Genomics. 2012 Jul;100(1):1-7. doi: 10.1016/j.ygeno.2012.05.006. Epub 2012 May 17.
With the proliferation of high-throughput technologies, genome-level data analysis has become common in molecular biology. Bioinformaticians are developing extensive resources to annotate and mine biological features from high-throughput data. The underlying database management systems for most bioinformatics software are based on a relational model.

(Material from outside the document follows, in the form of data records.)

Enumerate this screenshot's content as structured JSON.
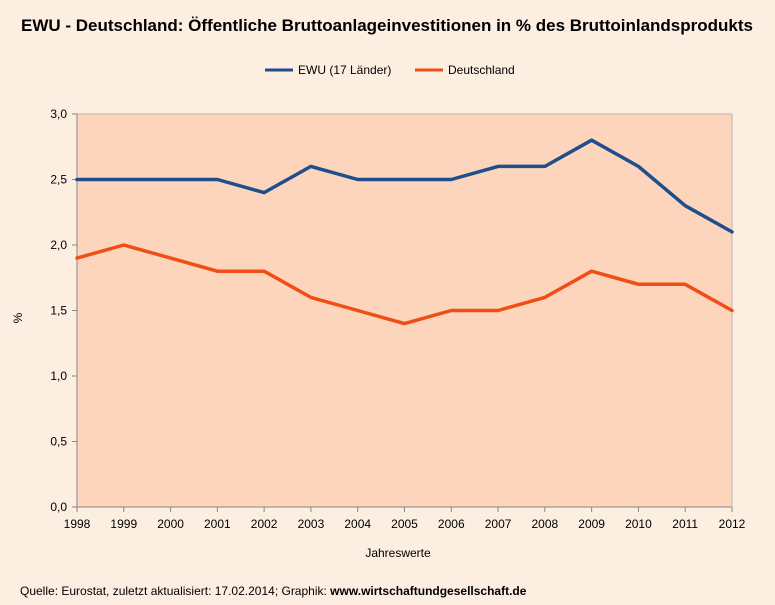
{
  "chart_data": {
    "type": "line",
    "title": "EWU - Deutschland: Öffentliche Bruttoanlageinvestitionen in % des Bruttoinlandsprodukts",
    "xlabel": "Jahreswerte",
    "ylabel": "%",
    "categories": [
      "1998",
      "1999",
      "2000",
      "2001",
      "2002",
      "2003",
      "2004",
      "2005",
      "2006",
      "2007",
      "2008",
      "2009",
      "2010",
      "2011",
      "2012"
    ],
    "series": [
      {
        "name": "EWU (17 Länder)",
        "color": "#1f4e8c",
        "values": [
          2.5,
          2.5,
          2.5,
          2.5,
          2.4,
          2.6,
          2.5,
          2.5,
          2.5,
          2.6,
          2.6,
          2.8,
          2.6,
          2.3,
          2.1
        ]
      },
      {
        "name": "Deutschland",
        "color": "#f04e14",
        "values": [
          1.9,
          2.0,
          1.9,
          1.8,
          1.8,
          1.6,
          1.5,
          1.4,
          1.5,
          1.5,
          1.6,
          1.8,
          1.7,
          1.7,
          1.5
        ]
      }
    ],
    "ylim": [
      0,
      3
    ],
    "yticks": [
      "0,0",
      "0,5",
      "1,0",
      "1,5",
      "2,0",
      "2,5",
      "3,0"
    ],
    "grid": false,
    "legend_position": "top-center",
    "plot_background": "#fdd5bc",
    "page_background": "#fdeee2"
  },
  "footer": {
    "source_prefix": "Quelle: Eurostat, zuletzt aktualisiert: 17.02.2014; Graphik: ",
    "source_link": "www.wirtschaftundgesellschaft.de"
  }
}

Modern non-relational databases offer an alternative that has flexibility, scalability, and a non-rigid design schema. Moreover, with an accelerated development pace, non-relational databases like CouchDB can be ideal tools to construct bioinformatics utilities. We describe CouchDB by presenting three new bioinformatics resources: (a) geneSmash, which collates data from bioinformatics resources and provides automated gene-centric annotations, (b) drugBase, a database of drug-target interactions with a web interface powered by geneSmash, and (c) HapMap-CN, which provides a web interface to query copy number variations from three SNP-chip HapMap datasets. In addition to the web sites, all three systems can be accessed programmatically via web services.
随着高通量技术的普及,基因组水平数据分析在分子生物学中已变得非常普遍。生物信息学家正在开发广泛的资源,以从高通量数据中注释和挖掘生物特征。大多数生物信息学软件的基础数据库管理系统都基于关系模型。现代非关系数据库提供了一种替代方案,具有灵活性、可扩展性和非刚性设计模式。此外,随着发展步伐的加快,像 CouchDB 这样的非关系数据库可以成为构建生物信息学实用程序的理想工具。我们通过介绍三个新的生物信息学资源来描述 CouchDB:(a) geneSmash,它整理来自生物信息学资源的数据,并提供自动化的以基因为中心的注释,(b) drugBase,一个药物-靶标相互作用数据库,带有由 geneSmash 提供支持的 Web 界面,以及 (c) HapMap-CN,它提供了一个从三个 SNP 芯片 HapMap 数据集查询拷贝数变异的 Web 界面。除了网站之外,所有三个系统都可以通过 Web 服务以编程方式访问。